L’exemple de la Sicile est particulièrement éloquent. La sécheresse et la régression drastique des volumes a déjà fait une victime cette année, la Cantina Europa. Avec ses 6 000 hectares de vignes et 1 500 coopérateurs, la cave coopérative a tenté une alliance avec la coopérative voisine Colomba Bianca, mais au final elle a été contrainte de fermer. « Certaines coopératives vont disparaître », reconnaît le courtier italien. « En Sicile, il n’y a pas assez de raisins. Mais globalement, lorsqu’elles subissent une faible récolte pendant deux années consécutives, et que les frais fixes augmentent, les caves italiennes ont du mal à survivre, notamment celles dans le Centre-Sud. Les producteurs de raisins sont impactés par le fait que dans certaines régions, la viticulture n’est plus rentable. Cela coûte plus cher de produire le raisin que de le vendre. On verra sans doute beaucoup de vignobles abandonnés à l’avenir ».
Une vision critique de l’arrachageMais les Italiens ont une approche beaucoup plus ciblée des arrachages que dans d’autres pays : « Les arrachages font courir le risque de perdre les cépages autochtones et de transférer un pan essentiel de l’économie des régions vers une viticulture industrielle », affirme le courtier italien.
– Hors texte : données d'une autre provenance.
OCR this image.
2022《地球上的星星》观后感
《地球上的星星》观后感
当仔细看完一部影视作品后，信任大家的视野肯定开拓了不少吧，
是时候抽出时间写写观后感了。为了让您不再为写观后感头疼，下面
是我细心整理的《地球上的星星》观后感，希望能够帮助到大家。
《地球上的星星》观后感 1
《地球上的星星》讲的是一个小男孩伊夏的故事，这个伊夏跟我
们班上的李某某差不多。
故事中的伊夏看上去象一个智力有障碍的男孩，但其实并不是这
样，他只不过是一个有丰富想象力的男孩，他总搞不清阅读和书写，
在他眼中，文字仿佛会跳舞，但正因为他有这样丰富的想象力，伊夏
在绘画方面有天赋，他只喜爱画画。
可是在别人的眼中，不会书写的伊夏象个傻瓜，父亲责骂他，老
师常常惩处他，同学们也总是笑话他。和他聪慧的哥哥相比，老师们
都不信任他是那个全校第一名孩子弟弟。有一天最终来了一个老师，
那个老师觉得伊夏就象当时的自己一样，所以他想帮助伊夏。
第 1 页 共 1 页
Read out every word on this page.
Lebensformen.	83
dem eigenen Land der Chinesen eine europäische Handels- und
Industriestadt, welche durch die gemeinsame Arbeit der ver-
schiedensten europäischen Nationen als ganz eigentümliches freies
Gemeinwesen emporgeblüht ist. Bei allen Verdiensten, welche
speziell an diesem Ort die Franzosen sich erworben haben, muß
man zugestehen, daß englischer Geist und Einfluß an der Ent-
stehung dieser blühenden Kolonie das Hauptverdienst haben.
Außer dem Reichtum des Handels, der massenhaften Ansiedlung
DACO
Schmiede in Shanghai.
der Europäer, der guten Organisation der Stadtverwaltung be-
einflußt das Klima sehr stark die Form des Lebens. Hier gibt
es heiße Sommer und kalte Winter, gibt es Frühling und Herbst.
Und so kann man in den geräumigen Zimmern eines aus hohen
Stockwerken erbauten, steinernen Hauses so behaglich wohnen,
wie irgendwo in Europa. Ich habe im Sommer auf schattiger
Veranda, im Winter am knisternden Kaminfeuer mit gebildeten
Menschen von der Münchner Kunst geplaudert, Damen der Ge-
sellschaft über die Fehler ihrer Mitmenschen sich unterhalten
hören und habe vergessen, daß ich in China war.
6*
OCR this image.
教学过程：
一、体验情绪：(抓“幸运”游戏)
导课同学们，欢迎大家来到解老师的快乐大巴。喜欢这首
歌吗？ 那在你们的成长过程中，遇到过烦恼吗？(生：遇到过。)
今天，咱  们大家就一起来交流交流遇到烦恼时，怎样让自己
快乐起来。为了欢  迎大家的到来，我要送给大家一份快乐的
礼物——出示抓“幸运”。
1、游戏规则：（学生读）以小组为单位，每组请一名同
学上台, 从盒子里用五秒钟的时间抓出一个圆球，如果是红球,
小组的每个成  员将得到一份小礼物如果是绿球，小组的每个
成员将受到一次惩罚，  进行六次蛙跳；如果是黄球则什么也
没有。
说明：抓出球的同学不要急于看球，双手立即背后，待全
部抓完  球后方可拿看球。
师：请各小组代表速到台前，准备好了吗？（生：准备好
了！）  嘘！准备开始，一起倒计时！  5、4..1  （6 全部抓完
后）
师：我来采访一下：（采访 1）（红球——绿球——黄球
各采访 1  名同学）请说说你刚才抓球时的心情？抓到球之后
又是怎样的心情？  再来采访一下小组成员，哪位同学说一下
Entre le Nord et le Sud de l’Italie, c’est déjà le grand écart : si la Vénétie, par exemple, s’est beaucoup enrichie ces dernières années, ce n’est pas le cas dans les Pouilles, en Sicile, dans les Abruzzes ou les Marches. Face à cette situation, le président de l’Unione Italiana Vini, Lamberto Frescobaldi, appelle de ses vœux une stratégie proactive : « Le groupe européen de haut niveau doit se concentrer davantage sur le soutien à ceux qui veulent rester dans la filière qu’encourager ceux qui veulent partir… Certes le secteur traverse une saison difficile… mais cela ne signifie pas qu’il faille envisager de détourner des fonds stratégiques pour encourager les arrachages ».